On from roof to roof we twinkle, all the silver bells a-tinkle,
Till blooms in yonder blessèd East the rose of Christmas dawn.
Now the pack is fairly rifled, and poor Santa's well-nigh stifled;
Yet you would not let your Goody fill a single baby-sock;
Yes, I know the task takes brain, Dear. I can only hold the reindeer,
And so see me climb down chimney — it would give your nerves a shock.
Wait! There's yet a tiny fellow, smiling lips and curls so yellow
You would think a truant sunbeam played in them all night. He spins
Giant tops, and flies kites higher than the gold cathedral spire
In his dreams — the orphan bairnie, trustful little Tatterkins.
Santa, don't pass by the urchin! Shake the pack, and deeply search in
All your pockets. There is always one toy more. I told you so.
Up again? Why, what's the trouble? On your eyelash winks the bubble
Mortals call a tear, I fancy. Holes in stocking, heel and toe?
Goodman, though your speech is crusty now and then there's nothing rusty
In your heart. A child's least sorrow makes your wet eyes glisten, too;
But I'll mend that sock so nearly it shall hold your gifts completely.
Take the reins and let me show you what a woman's wit can do.
Puff! I'm up again, my Deary, flushed a bit and somewhat weary,
With my wedding snow-flake bonnet worse for many a sooty knock;
But be glad you let me wheedle, since, an icicle for needle,
Threaded with the last pale moonbeam, I have darned the laddie's sock.
Then I tucked a paint-box in it ('twas no easy task to win it
From the Artist of the Autumn Leaves) and frost-fruits white and sweet,
With the toys your pocket misses — oh! and kisses upon kisses
To cherish safe from evil paths the motherless small feet.
Chirrup! chirrup! There's a patter of soft footsteps and a clatter
Of child voices. Speed it, reindeer, up the sparkling Arctic Hill!
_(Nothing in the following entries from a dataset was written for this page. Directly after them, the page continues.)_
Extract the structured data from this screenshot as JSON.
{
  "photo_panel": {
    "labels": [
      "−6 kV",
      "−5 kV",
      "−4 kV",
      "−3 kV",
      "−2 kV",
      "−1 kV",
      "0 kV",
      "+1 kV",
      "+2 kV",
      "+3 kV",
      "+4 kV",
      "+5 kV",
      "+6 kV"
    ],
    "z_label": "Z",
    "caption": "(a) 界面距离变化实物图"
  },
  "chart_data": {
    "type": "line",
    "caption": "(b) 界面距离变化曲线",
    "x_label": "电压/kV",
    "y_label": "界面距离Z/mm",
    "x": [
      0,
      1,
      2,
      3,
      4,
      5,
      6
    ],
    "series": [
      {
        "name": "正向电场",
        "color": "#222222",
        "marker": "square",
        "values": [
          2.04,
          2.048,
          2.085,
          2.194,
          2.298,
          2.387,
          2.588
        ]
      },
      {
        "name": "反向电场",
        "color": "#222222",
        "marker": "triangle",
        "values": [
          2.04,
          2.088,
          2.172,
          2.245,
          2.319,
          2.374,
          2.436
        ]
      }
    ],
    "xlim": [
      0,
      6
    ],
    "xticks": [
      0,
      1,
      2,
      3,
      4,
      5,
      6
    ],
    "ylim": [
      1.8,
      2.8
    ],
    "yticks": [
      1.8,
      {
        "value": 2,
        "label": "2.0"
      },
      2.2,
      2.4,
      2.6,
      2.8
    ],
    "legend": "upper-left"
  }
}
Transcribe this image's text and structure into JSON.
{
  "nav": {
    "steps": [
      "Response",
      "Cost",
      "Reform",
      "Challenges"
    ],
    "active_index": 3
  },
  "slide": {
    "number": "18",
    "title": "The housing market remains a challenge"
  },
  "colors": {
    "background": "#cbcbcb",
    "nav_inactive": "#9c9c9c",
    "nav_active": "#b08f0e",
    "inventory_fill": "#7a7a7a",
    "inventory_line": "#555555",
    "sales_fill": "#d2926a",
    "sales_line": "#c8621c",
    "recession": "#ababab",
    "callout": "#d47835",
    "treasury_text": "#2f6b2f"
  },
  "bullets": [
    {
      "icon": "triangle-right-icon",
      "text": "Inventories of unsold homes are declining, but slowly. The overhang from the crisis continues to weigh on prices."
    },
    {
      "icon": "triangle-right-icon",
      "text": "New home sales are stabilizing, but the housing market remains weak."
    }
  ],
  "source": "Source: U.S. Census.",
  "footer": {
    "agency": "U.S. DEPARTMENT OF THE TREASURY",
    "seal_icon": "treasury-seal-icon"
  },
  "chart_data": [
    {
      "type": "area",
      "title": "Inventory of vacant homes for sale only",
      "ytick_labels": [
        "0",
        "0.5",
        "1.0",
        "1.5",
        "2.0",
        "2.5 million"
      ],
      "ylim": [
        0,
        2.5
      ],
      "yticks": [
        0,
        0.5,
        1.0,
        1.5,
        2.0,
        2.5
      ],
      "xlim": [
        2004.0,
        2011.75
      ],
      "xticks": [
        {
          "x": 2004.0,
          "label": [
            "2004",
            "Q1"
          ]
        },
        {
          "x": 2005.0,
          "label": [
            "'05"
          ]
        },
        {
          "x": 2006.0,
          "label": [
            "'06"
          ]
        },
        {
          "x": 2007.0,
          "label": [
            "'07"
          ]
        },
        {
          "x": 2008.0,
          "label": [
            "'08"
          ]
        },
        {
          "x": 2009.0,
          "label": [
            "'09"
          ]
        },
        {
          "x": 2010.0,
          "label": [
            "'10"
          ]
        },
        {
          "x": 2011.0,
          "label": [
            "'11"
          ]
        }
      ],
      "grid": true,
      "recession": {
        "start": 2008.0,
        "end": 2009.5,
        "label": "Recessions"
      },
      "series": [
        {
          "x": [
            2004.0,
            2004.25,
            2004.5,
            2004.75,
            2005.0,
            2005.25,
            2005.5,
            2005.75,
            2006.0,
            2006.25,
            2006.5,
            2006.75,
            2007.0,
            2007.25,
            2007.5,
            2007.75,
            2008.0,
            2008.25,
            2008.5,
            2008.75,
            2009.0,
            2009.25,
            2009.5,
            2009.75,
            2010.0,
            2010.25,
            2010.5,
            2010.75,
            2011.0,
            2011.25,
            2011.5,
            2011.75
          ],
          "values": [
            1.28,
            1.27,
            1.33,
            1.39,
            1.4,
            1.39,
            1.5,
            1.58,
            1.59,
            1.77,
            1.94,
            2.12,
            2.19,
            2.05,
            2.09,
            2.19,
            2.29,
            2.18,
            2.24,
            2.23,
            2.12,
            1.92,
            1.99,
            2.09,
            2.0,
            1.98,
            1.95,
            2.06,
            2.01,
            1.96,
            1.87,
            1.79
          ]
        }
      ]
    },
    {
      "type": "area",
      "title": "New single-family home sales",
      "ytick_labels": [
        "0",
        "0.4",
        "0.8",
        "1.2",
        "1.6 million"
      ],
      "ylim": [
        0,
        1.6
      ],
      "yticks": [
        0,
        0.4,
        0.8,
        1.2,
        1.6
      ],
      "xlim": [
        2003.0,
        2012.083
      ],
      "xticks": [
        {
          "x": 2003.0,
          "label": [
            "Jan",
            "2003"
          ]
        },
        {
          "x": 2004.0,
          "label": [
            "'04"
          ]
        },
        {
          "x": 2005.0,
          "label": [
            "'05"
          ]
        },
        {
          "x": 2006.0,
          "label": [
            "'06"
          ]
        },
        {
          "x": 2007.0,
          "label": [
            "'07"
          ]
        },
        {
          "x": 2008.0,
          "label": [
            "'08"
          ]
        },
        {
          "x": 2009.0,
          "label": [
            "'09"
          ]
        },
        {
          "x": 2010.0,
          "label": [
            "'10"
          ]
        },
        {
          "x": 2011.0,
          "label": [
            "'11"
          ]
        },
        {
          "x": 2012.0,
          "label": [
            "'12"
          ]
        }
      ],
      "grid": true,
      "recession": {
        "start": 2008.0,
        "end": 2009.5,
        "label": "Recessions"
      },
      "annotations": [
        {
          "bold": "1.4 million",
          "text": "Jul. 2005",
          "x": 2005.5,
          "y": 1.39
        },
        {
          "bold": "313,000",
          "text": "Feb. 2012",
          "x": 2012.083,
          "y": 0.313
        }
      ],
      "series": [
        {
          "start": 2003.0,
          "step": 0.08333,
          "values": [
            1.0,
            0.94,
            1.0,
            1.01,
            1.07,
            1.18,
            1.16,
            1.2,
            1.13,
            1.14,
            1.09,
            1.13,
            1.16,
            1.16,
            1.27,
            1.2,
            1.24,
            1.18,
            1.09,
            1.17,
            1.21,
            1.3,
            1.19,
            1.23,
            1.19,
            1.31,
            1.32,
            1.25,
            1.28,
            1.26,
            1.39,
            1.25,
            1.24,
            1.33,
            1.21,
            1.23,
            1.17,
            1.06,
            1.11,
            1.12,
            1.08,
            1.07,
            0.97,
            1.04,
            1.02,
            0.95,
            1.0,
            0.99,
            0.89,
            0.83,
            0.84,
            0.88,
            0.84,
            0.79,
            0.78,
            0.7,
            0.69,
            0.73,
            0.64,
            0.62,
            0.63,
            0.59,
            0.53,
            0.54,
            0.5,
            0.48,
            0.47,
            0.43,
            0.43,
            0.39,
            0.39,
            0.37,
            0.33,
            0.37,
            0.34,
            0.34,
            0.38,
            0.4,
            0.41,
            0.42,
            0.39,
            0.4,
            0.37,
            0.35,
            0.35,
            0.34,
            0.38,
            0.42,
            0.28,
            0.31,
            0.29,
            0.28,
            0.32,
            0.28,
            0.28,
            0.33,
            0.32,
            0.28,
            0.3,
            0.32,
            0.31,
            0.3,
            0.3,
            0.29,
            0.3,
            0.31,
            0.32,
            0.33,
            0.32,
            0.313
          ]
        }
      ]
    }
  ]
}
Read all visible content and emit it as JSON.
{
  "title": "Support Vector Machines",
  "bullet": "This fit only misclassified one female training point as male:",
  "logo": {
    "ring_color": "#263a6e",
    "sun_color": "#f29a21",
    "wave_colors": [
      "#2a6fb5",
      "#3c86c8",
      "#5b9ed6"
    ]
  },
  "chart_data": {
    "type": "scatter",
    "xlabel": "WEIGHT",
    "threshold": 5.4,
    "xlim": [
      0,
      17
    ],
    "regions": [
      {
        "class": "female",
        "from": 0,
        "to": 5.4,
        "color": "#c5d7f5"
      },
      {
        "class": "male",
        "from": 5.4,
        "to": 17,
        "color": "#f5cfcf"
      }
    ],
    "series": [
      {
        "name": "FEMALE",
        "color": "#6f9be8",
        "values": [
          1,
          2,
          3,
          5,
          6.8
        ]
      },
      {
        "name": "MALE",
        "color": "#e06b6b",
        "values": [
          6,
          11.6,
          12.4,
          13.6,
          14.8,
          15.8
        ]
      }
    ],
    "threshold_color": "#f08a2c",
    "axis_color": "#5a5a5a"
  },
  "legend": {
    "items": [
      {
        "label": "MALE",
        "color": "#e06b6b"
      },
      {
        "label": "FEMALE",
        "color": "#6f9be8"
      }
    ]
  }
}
Merry Christmas, little people! Joy-bells ring in every steeple,
And Goody's gladdest of the glad. I've had my own sweet will.
Hope you enjoyed meeting Mrs. Claus. After all, as Santa's Helpmate, she has much to do with Christmas Dreams coming true!
Meanwhile, on behalf of Santa and Mrs. Claus, we wish you "all the bright, abundant harvest of the merry Christmastide" ... and stockings full of "gifts and goodies"!